Re: From a technical point of view, a single network makes sense
Hi Dave. Interesting post and a couple of observations:
1) On the issue of spectrum - The maximum channel bandwidth in LTE is 20MHz. Whether you stack 5 x 20 Mhz channels adjacent, each still loses about 10% due to guarding, regardless of whether they belong to one operator. There is no way LTE allows for a contiguous 100MHz block. Only in 5G can contiguous blocks of this size be realized. The spectral efficiency between 5, 10, 15 and 20MHz bands differ very little. Only in 3Mhz and lower do the overheads really become a factor.
2) Massive MIMO is a very new, mostly 5G tehcnology. If you look at the technology distribution in African networks you find that more than 70% of subscribers still use basic feature phones. The ones that use LTE smartphones are usually entry level, Chinese whitelabelled models. The percentage of devices that support the very latest in radio and antenna technology wil most proabably not even number 1 % - it is simply a question of affordability. This means that building networks using the very latest wizardry to mitigate a spectrum shoprtage will do very little to relieve congestion. The only other option is to densify the network with more sites which eventually gets transfered to the subscriber.
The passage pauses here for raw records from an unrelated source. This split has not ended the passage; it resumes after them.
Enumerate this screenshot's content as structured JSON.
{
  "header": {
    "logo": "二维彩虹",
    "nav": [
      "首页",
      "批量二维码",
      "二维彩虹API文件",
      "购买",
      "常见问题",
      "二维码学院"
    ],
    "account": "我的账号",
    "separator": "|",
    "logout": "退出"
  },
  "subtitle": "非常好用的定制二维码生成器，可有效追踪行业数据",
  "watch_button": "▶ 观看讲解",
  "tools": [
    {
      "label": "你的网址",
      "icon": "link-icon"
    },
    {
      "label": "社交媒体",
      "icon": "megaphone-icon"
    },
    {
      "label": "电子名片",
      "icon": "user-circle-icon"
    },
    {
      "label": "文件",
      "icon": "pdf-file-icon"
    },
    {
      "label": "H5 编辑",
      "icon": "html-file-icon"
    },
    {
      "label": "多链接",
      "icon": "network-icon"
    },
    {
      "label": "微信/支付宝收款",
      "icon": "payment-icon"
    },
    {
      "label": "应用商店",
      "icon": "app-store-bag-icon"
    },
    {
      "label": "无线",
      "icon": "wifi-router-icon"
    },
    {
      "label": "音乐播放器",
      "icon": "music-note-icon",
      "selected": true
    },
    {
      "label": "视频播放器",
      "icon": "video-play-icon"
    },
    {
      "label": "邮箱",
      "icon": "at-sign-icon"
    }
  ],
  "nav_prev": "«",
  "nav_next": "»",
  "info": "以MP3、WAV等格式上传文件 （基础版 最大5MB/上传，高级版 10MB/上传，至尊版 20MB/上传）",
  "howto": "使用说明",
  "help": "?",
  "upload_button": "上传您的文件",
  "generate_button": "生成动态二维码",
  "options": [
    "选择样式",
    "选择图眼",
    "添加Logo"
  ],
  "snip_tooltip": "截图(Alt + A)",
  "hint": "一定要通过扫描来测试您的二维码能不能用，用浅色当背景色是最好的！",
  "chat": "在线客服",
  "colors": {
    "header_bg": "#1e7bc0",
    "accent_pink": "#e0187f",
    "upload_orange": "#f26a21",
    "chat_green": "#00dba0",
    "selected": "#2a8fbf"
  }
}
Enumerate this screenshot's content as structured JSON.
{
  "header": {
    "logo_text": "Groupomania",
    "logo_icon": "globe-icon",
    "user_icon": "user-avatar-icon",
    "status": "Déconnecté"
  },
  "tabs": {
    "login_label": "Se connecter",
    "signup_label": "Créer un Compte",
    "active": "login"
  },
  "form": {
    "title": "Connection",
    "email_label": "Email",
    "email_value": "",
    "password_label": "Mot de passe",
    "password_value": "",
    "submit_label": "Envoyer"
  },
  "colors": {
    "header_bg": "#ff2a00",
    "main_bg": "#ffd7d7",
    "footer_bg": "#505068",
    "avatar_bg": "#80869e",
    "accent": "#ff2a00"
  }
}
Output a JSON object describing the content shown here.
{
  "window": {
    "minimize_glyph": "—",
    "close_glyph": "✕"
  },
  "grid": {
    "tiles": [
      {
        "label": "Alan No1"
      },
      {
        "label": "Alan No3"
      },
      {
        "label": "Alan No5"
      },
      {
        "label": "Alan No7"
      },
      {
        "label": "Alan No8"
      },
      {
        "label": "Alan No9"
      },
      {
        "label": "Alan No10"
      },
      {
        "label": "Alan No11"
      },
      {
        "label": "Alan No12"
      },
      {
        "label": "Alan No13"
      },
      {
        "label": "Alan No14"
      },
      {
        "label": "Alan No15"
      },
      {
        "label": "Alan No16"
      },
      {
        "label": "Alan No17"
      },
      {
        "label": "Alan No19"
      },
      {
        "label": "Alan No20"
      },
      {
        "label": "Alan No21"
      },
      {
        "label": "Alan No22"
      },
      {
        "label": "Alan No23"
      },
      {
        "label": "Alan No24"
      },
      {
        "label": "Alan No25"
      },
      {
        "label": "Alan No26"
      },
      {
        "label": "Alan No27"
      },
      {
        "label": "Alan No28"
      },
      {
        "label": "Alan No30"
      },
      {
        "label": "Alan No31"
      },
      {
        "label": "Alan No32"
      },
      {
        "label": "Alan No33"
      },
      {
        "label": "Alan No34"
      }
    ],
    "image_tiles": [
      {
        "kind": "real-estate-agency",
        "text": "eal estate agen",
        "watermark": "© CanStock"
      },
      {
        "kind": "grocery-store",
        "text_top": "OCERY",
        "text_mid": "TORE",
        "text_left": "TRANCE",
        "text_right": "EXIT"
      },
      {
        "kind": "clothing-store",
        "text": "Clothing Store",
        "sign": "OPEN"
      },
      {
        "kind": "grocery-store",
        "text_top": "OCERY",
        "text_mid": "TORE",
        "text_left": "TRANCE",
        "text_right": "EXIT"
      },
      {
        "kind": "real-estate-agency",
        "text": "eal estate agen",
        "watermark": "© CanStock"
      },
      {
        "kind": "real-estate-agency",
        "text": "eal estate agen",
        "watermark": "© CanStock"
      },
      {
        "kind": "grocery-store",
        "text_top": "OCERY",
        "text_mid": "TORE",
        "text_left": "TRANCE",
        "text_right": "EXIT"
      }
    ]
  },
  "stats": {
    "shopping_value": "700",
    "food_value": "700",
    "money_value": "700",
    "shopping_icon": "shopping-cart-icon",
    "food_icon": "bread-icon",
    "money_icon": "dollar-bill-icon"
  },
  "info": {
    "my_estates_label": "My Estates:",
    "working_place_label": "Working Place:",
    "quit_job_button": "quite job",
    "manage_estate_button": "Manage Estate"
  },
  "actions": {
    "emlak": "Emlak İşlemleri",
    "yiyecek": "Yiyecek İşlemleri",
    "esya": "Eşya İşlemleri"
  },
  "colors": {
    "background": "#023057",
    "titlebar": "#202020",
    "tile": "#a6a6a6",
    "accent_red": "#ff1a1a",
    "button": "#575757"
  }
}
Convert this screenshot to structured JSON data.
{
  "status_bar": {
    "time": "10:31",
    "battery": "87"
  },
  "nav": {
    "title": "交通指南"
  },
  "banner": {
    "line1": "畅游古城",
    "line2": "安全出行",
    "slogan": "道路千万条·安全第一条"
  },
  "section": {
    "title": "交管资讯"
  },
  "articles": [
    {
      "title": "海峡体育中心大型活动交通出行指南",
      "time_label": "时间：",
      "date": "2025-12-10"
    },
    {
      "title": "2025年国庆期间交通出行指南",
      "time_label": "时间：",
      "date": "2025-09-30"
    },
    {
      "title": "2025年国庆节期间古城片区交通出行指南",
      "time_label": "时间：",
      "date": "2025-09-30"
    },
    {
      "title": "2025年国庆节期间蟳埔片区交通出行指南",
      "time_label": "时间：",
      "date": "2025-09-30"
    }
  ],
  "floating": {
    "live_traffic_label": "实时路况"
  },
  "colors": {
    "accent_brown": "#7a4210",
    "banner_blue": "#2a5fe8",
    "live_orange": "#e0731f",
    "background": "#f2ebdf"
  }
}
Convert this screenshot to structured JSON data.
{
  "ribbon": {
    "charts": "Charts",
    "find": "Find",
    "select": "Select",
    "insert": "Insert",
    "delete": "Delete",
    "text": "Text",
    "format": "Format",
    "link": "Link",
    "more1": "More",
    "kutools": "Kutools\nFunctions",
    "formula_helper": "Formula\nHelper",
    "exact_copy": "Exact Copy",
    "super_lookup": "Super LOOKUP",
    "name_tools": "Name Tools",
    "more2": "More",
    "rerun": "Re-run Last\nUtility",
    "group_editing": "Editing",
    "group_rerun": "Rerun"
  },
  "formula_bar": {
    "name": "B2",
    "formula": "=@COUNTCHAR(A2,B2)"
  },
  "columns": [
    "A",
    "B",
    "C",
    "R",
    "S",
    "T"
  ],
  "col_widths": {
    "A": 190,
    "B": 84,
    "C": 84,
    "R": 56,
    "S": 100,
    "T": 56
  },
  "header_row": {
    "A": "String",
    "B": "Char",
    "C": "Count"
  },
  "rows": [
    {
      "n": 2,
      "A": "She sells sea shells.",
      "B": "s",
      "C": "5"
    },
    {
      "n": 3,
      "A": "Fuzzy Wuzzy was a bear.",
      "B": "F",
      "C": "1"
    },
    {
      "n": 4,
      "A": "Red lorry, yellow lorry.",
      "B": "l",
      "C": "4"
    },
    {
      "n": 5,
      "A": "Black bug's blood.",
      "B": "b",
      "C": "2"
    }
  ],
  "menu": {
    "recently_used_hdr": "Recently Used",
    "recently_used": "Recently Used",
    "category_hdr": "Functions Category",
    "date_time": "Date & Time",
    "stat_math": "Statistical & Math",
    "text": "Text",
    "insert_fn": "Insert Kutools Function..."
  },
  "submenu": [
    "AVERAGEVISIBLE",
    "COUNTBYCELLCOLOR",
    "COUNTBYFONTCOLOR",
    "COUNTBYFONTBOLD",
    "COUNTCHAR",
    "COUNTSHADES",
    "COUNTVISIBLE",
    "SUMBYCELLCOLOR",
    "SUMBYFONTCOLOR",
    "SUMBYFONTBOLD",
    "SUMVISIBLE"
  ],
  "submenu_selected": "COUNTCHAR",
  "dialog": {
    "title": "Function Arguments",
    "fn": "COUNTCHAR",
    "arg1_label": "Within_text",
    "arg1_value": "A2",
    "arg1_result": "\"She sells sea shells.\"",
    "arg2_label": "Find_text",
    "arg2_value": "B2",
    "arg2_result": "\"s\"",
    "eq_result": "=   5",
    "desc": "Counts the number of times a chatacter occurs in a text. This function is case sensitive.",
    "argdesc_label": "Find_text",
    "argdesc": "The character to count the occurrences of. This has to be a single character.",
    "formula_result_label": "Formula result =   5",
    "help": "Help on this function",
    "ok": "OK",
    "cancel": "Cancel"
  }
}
I sincerely doubt that vendors can tell you that Massive MIMO is rolled out in the thousands. Even 8x8 MIMO used by Huawei in offerings such as WTTx has only been around for about 18 months. And Massive MIMO defintely does not increase throughput 3 x 10 fold. That is once again vendors slideware :-)
Many South African towers are shared towers meaning they have 2 or even 3 operators on them. It is not simply a question of adding more antenna elements. Space is a huge factor on the towers. Already most oeprators have multiband atennas spanning 900/1800/2100. Also MIMO only really works in urban environments where one can benefit from multipath. The real problem faced by SA operators is that no sub 1GHz spectrum is available for LTE. This means it is very costly to deliver in-building coverage and simply impossible to roll out LTE to rural markets using refarmed 1800MHz.
A profitable mobile network sweats its assets over multiple revenue streams such as voice, data, Mobile Money, Digital Entertainement etc. There is simply no way that a greenfield network that has no legacy revenue will be able to fund the rollout of a new nationwide network which will eventually pay for itself whilst at the same time delivering data at a wholesale cost which is lower than than of the current operators. If you need convincing look to Rwanda where the wholesale cost of data on the monopoly LTE network is 30% more expensive than the other operators' RETAIL 3G data prices. After 2 years they have managed to connect less than 10,000 subcribers. There is simply no way operators can compete purely on a service level in the wireless space. Your pricing as well as customer satisfaction is absolutely related to the technical strategy with whcih you run your network.